La semaine commence en beauté pour Numericable, qui ajoute à son portefeuille hexagonal le premier des MVNO français : Virgin Mobile. 100 % des parts de la société seront ainsi cédées à Numericable Group.

Virgin Mobile

La marche d’Altice, la maison-mère de Numericable, sur le marché des télécoms hexagonal semble ne plus pouvoir s’arrêter. Après avoir remporté le marché SFR au nez et à la barbe de Bouygues Telecom en avril dernier, les rumeurs ont commencé à voir le jour autour d’un éventuel rachat de Virgin Mobile. Le Full MVNO, à la tête duquel siège Geoffroy Roux de Bézieux, avait annoncé à la mi-mai son entrée en négociations exclusives avec Altice dans le cadre d’un rachat. La procédure de négociations a été aujourd’hui validée par les deux parties, qui publient ce matin un communiqué commun annonçant la nouvelle. Aucune mention n’est faite du montant du rachat, mais lors de l’entrée en négociation des deux groupes, l’offre de reprise avait été portée à 325 millions d’euros ; une somme alors entérinée par les actionnaires de Virgin Mobile. Sur ses 325 millions d’euros, 200 millions devaient être fournis par Vivendi, dont la branche SFR vient d’être rachetée par Numericable. Un moyen de valoriser l’un en achetant l’autre.

Si la transaction a été validée tant par Numericable (groupe Altice) que par Virgin Mobile (groupe OMEA Telecom, qui détient également Télé2 mobile, Breizh Mobile et Casino Mobile), elle doit encore être validée par l’autorité de la concurrence : « l’opération est soumise à l’obtention des approbations des autorités administratives compétentes« , indique Numericable.

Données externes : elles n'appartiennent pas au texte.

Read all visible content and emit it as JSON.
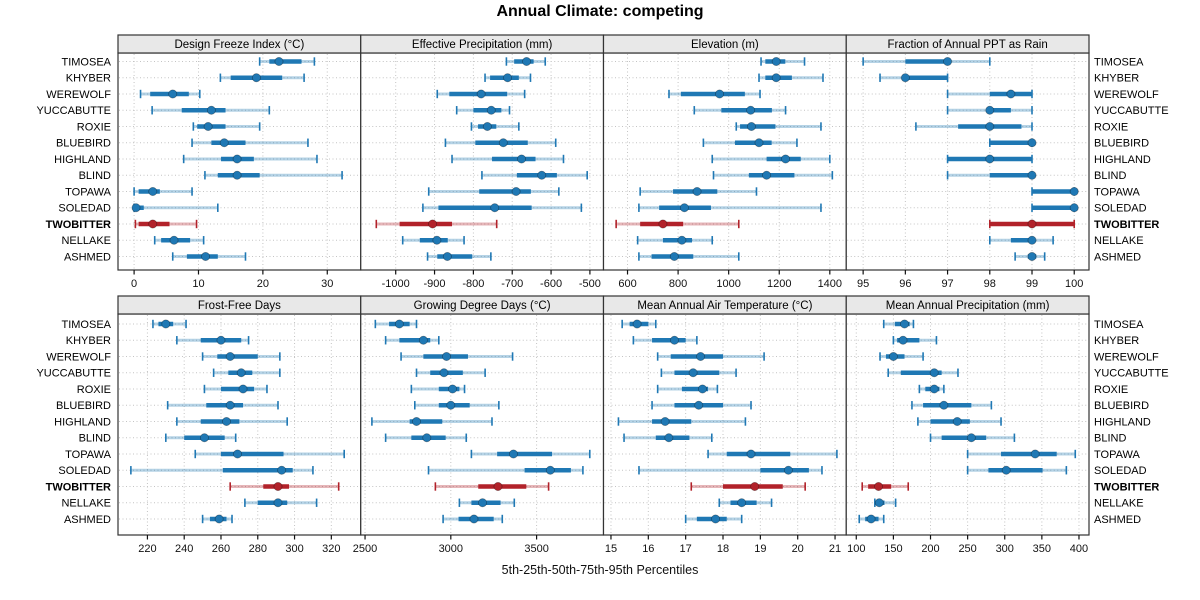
{
  "title": "Annual Climate: competing",
  "caption": "5th-25th-50th-75th-95th Percentiles",
  "colors": {
    "series": "#1f78b4",
    "highlight": "#b2222a",
    "strip_bg": "#e8e8e8",
    "panel_border": "#333333",
    "grid": "#c4c4c4",
    "tick": "#111111",
    "text": "#000000"
  },
  "chart_data": {
    "type": "dot-interval-trellis",
    "percentiles": [
      5,
      25,
      50,
      75,
      95
    ],
    "stations": [
      "TIMOSEA",
      "KHYBER",
      "WEREWOLF",
      "YUCCABUTTE",
      "ROXIE",
      "BLUEBIRD",
      "HIGHLAND",
      "BLIND",
      "TOPAWA",
      "SOLEDAD",
      "TWOBITTER",
      "NELLAKE",
      "ASHMED"
    ],
    "highlighted_station": "TWOBITTER",
    "legend": "none",
    "grid": "dotted",
    "panels": [
      {
        "title": "Design Freeze Index (°C)",
        "row": 0,
        "col": 0,
        "xlim": [
          -2.5,
          35.2
        ],
        "ticks": [
          0,
          10,
          20,
          30
        ],
        "values": {
          "TIMOSEA": [
            19.5,
            21.0,
            22.5,
            26.0,
            28.0
          ],
          "KHYBER": [
            13.4,
            15.0,
            19.0,
            23.0,
            26.4
          ],
          "WEREWOLF": [
            1.0,
            2.5,
            6.0,
            8.5,
            10.2
          ],
          "YUCCABUTTE": [
            2.8,
            7.4,
            12.0,
            14.2,
            21.0
          ],
          "ROXIE": [
            9.2,
            9.8,
            11.5,
            14.2,
            19.5
          ],
          "BLUEBIRD": [
            9.0,
            12.0,
            14.0,
            17.3,
            27.0
          ],
          "HIGHLAND": [
            7.7,
            13.5,
            16.0,
            18.6,
            28.4
          ],
          "BLIND": [
            11.0,
            13.0,
            16.0,
            19.5,
            32.3
          ],
          "TOPAWA": [
            0.0,
            0.7,
            2.9,
            4.0,
            9.0
          ],
          "SOLEDAD": [
            0.0,
            0.0,
            0.3,
            1.5,
            13.0
          ],
          "TWOBITTER": [
            0.2,
            0.7,
            2.9,
            5.5,
            9.7
          ],
          "NELLAKE": [
            3.2,
            4.2,
            6.2,
            8.7,
            10.8
          ],
          "ASHMED": [
            6.0,
            8.2,
            11.1,
            13.0,
            17.3
          ]
        }
      },
      {
        "title": "Effective Precipitation (mm)",
        "row": 0,
        "col": 1,
        "xlim": [
          -1090,
          -465
        ],
        "ticks": [
          -1000,
          -900,
          -800,
          -700,
          -600,
          -500
        ],
        "values": {
          "TIMOSEA": [
            -715,
            -695,
            -663,
            -645,
            -615
          ],
          "KHYBER": [
            -770,
            -757,
            -712,
            -683,
            -653
          ],
          "WEREWOLF": [
            -893,
            -862,
            -780,
            -713,
            -668
          ],
          "YUCCABUTTE": [
            -843,
            -800,
            -754,
            -728,
            -707
          ],
          "ROXIE": [
            -805,
            -788,
            -764,
            -741,
            -683
          ],
          "BLUEBIRD": [
            -872,
            -795,
            -723,
            -660,
            -588
          ],
          "HIGHLAND": [
            -855,
            -752,
            -676,
            -640,
            -568
          ],
          "BLIND": [
            -778,
            -688,
            -624,
            -585,
            -507
          ],
          "TOPAWA": [
            -915,
            -785,
            -690,
            -652,
            -580
          ],
          "SOLEDAD": [
            -930,
            -890,
            -745,
            -650,
            -522
          ],
          "TWOBITTER": [
            -1050,
            -990,
            -905,
            -855,
            -740
          ],
          "NELLAKE": [
            -982,
            -938,
            -894,
            -866,
            -824
          ],
          "ASHMED": [
            -918,
            -893,
            -867,
            -803,
            -755
          ]
        }
      },
      {
        "title": "Elevation (m)",
        "row": 0,
        "col": 2,
        "xlim": [
          505,
          1465
        ],
        "ticks": [
          600,
          800,
          1000,
          1200,
          1400
        ],
        "values": {
          "TIMOSEA": [
            1128,
            1145,
            1188,
            1224,
            1300
          ],
          "KHYBER": [
            1120,
            1145,
            1188,
            1250,
            1373
          ],
          "WEREWOLF": [
            764,
            811,
            964,
            1064,
            1124
          ],
          "YUCCABUTTE": [
            864,
            971,
            1087,
            1171,
            1225
          ],
          "ROXIE": [
            1030,
            1045,
            1090,
            1185,
            1365
          ],
          "BLUEBIRD": [
            900,
            1025,
            1120,
            1170,
            1270
          ],
          "HIGHLAND": [
            935,
            1150,
            1225,
            1285,
            1400
          ],
          "BLIND": [
            940,
            1080,
            1150,
            1260,
            1410
          ],
          "TOPAWA": [
            650,
            780,
            875,
            955,
            1110
          ],
          "SOLEDAD": [
            645,
            725,
            825,
            930,
            1365
          ],
          "TWOBITTER": [
            555,
            650,
            740,
            820,
            1040
          ],
          "NELLAKE": [
            640,
            740,
            815,
            855,
            935
          ],
          "ASHMED": [
            645,
            695,
            785,
            860,
            1040
          ]
        }
      },
      {
        "title": "Fraction of Annual PPT as Rain",
        "row": 0,
        "col": 3,
        "xlim": [
          94.6,
          100.35
        ],
        "ticks": [
          95,
          96,
          97,
          98,
          99,
          100
        ],
        "values": {
          "TIMOSEA": [
            95.0,
            96.0,
            97.0,
            97.0,
            98.0
          ],
          "KHYBER": [
            95.4,
            96.0,
            96.0,
            97.0,
            97.0
          ],
          "WEREWOLF": [
            97.0,
            98.0,
            98.5,
            99.0,
            99.0
          ],
          "YUCCABUTTE": [
            97.0,
            98.0,
            98.0,
            98.5,
            99.0
          ],
          "ROXIE": [
            96.25,
            97.25,
            98.0,
            98.75,
            99.0
          ],
          "BLUEBIRD": [
            98.0,
            98.0,
            99.0,
            99.0,
            99.0
          ],
          "HIGHLAND": [
            97.0,
            97.0,
            98.0,
            99.0,
            99.0
          ],
          "BLIND": [
            97.0,
            98.0,
            99.0,
            99.0,
            99.0
          ],
          "TOPAWA": [
            99.0,
            99.0,
            100.0,
            100.0,
            100.0
          ],
          "SOLEDAD": [
            99.0,
            99.0,
            100.0,
            100.0,
            100.0
          ],
          "TWOBITTER": [
            98.0,
            98.0,
            99.0,
            100.0,
            100.0
          ],
          "NELLAKE": [
            98.0,
            98.5,
            99.0,
            99.0,
            99.5
          ],
          "ASHMED": [
            98.6,
            98.9,
            99.0,
            99.1,
            99.3
          ]
        }
      },
      {
        "title": "Frost-Free Days",
        "row": 1,
        "col": 0,
        "xlim": [
          204,
          336
        ],
        "ticks": [
          220,
          240,
          260,
          280,
          300,
          320
        ],
        "values": {
          "TIMOSEA": [
            223,
            226,
            230,
            234,
            241
          ],
          "KHYBER": [
            236,
            249,
            260,
            271,
            275
          ],
          "WEREWOLF": [
            250,
            258,
            265,
            280,
            292
          ],
          "YUCCABUTTE": [
            256,
            264,
            271,
            277,
            292
          ],
          "ROXIE": [
            251,
            260,
            272,
            278,
            285
          ],
          "BLUEBIRD": [
            231,
            252,
            265,
            272,
            291
          ],
          "HIGHLAND": [
            236,
            249,
            263,
            270,
            296
          ],
          "BLIND": [
            230,
            240,
            251,
            262,
            268
          ],
          "TOPAWA": [
            246,
            260,
            269,
            294,
            327
          ],
          "SOLEDAD": [
            211,
            261,
            293,
            299,
            310
          ],
          "TWOBITTER": [
            265,
            283,
            291,
            297,
            324
          ],
          "NELLAKE": [
            273,
            280,
            291,
            296,
            312
          ],
          "ASHMED": [
            250,
            254,
            259,
            263,
            266
          ]
        }
      },
      {
        "title": "Growing Degree Days (°C)",
        "row": 1,
        "col": 1,
        "xlim": [
          2475,
          3890
        ],
        "ticks": [
          2500,
          3000,
          3500
        ],
        "values": {
          "TIMOSEA": [
            2560,
            2640,
            2700,
            2760,
            2800
          ],
          "KHYBER": [
            2620,
            2700,
            2840,
            2880,
            2930
          ],
          "WEREWOLF": [
            2710,
            2840,
            2975,
            3100,
            3360
          ],
          "YUCCABUTTE": [
            2800,
            2880,
            2960,
            3070,
            3200
          ],
          "ROXIE": [
            2770,
            2930,
            3010,
            3050,
            3080
          ],
          "BLUEBIRD": [
            2790,
            2930,
            3000,
            3110,
            3280
          ],
          "HIGHLAND": [
            2540,
            2760,
            2800,
            2950,
            3240
          ],
          "BLIND": [
            2620,
            2770,
            2860,
            2970,
            3090
          ],
          "TOPAWA": [
            3120,
            3270,
            3365,
            3590,
            3810
          ],
          "SOLEDAD": [
            2870,
            3430,
            3580,
            3700,
            3770
          ],
          "TWOBITTER": [
            2910,
            3160,
            3275,
            3440,
            3570
          ],
          "NELLAKE": [
            3050,
            3120,
            3185,
            3290,
            3370
          ],
          "ASHMED": [
            2955,
            3045,
            3135,
            3250,
            3300
          ]
        }
      },
      {
        "title": "Mean Annual Air Temperature (°C)",
        "row": 1,
        "col": 2,
        "xlim": [
          14.8,
          21.3
        ],
        "ticks": [
          15,
          16,
          17,
          18,
          19,
          20,
          21
        ],
        "values": {
          "TIMOSEA": [
            15.3,
            15.5,
            15.7,
            16.0,
            16.2
          ],
          "KHYBER": [
            15.6,
            16.1,
            16.7,
            17.0,
            17.3
          ],
          "WEREWOLF": [
            16.25,
            16.6,
            17.4,
            18.0,
            19.1
          ],
          "YUCCABUTTE": [
            16.35,
            16.7,
            17.2,
            17.9,
            18.35
          ],
          "ROXIE": [
            16.25,
            16.9,
            17.45,
            17.6,
            17.85
          ],
          "BLUEBIRD": [
            16.1,
            16.7,
            17.35,
            18.0,
            18.75
          ],
          "HIGHLAND": [
            15.2,
            16.1,
            16.45,
            17.15,
            18.6
          ],
          "BLIND": [
            15.35,
            16.2,
            16.55,
            17.1,
            17.7
          ],
          "TOPAWA": [
            17.6,
            18.1,
            18.75,
            19.8,
            21.05
          ],
          "SOLEDAD": [
            15.75,
            19.0,
            19.75,
            20.3,
            20.65
          ],
          "TWOBITTER": [
            17.15,
            18.0,
            18.85,
            19.6,
            20.2
          ],
          "NELLAKE": [
            17.9,
            18.2,
            18.5,
            18.9,
            19.3
          ],
          "ASHMED": [
            17.0,
            17.3,
            17.8,
            18.1,
            18.5
          ]
        }
      },
      {
        "title": "Mean Annual Precipitation (mm)",
        "row": 1,
        "col": 3,
        "xlim": [
          86.5,
          413.5
        ],
        "ticks": [
          100,
          150,
          200,
          250,
          300,
          350,
          400
        ],
        "values": {
          "TIMOSEA": [
            137,
            152,
            165,
            172,
            177
          ],
          "KHYBER": [
            150,
            155,
            163,
            185,
            208
          ],
          "WEREWOLF": [
            132,
            140,
            150,
            165,
            190
          ],
          "YUCCABUTTE": [
            143,
            160,
            205,
            215,
            237
          ],
          "ROXIE": [
            185,
            193,
            205,
            212,
            218
          ],
          "BLUEBIRD": [
            175,
            190,
            218,
            255,
            282
          ],
          "HIGHLAND": [
            183,
            200,
            236,
            253,
            295
          ],
          "BLIND": [
            200,
            215,
            255,
            275,
            313
          ],
          "TOPAWA": [
            250,
            295,
            341,
            370,
            395
          ],
          "SOLEDAD": [
            250,
            278,
            302,
            351,
            383
          ],
          "TWOBITTER": [
            108,
            116,
            130,
            147,
            170
          ],
          "NELLAKE": [
            125,
            127,
            131,
            138,
            153
          ],
          "ASHMED": [
            104,
            112,
            120,
            130,
            137
          ]
        }
      }
    ]
  }
}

Avec 1,7 million de clients, Virgin Mobile, qui s’appuie actuellement sur les antennes d’Orange, SFR et Bouygues Telecom selon ses offres, viendra renforcer le parc d’abonnés de SFR, du moins si l’ARCEP donne son accord à Altice.

Avec un tel rachat, l’actuel président de Virgin Mobile, Geoffroy Roux de Bézieux, ne devrait pas partir les mains vides. Comme il l’indiquait à La Tribune il y a quelques semaines, il devrait partir avec une coquette enveloppe de 25 millions d’euros, en tant qu’actionnaire de la marque. Mais il ne pourra pas les réinvestir dans le secteur des télécoms, étant tenu par une clause de non-concurrence pour une durée de deux ans. Quant aux implications sociales du rachat, elles sont évoquées dans le communiqué de ce jour, qui évoque un « dialogue très constructif mené avec les instances représentatives du personnel concernées« . Puisque le rachat est supposé soutenir une « nouvelle phase de développement« , la marque Virgin Mobile, qui compte actuellement 75 boutiques plus de 300 conseillers, ne devrait pas disparaître au passage.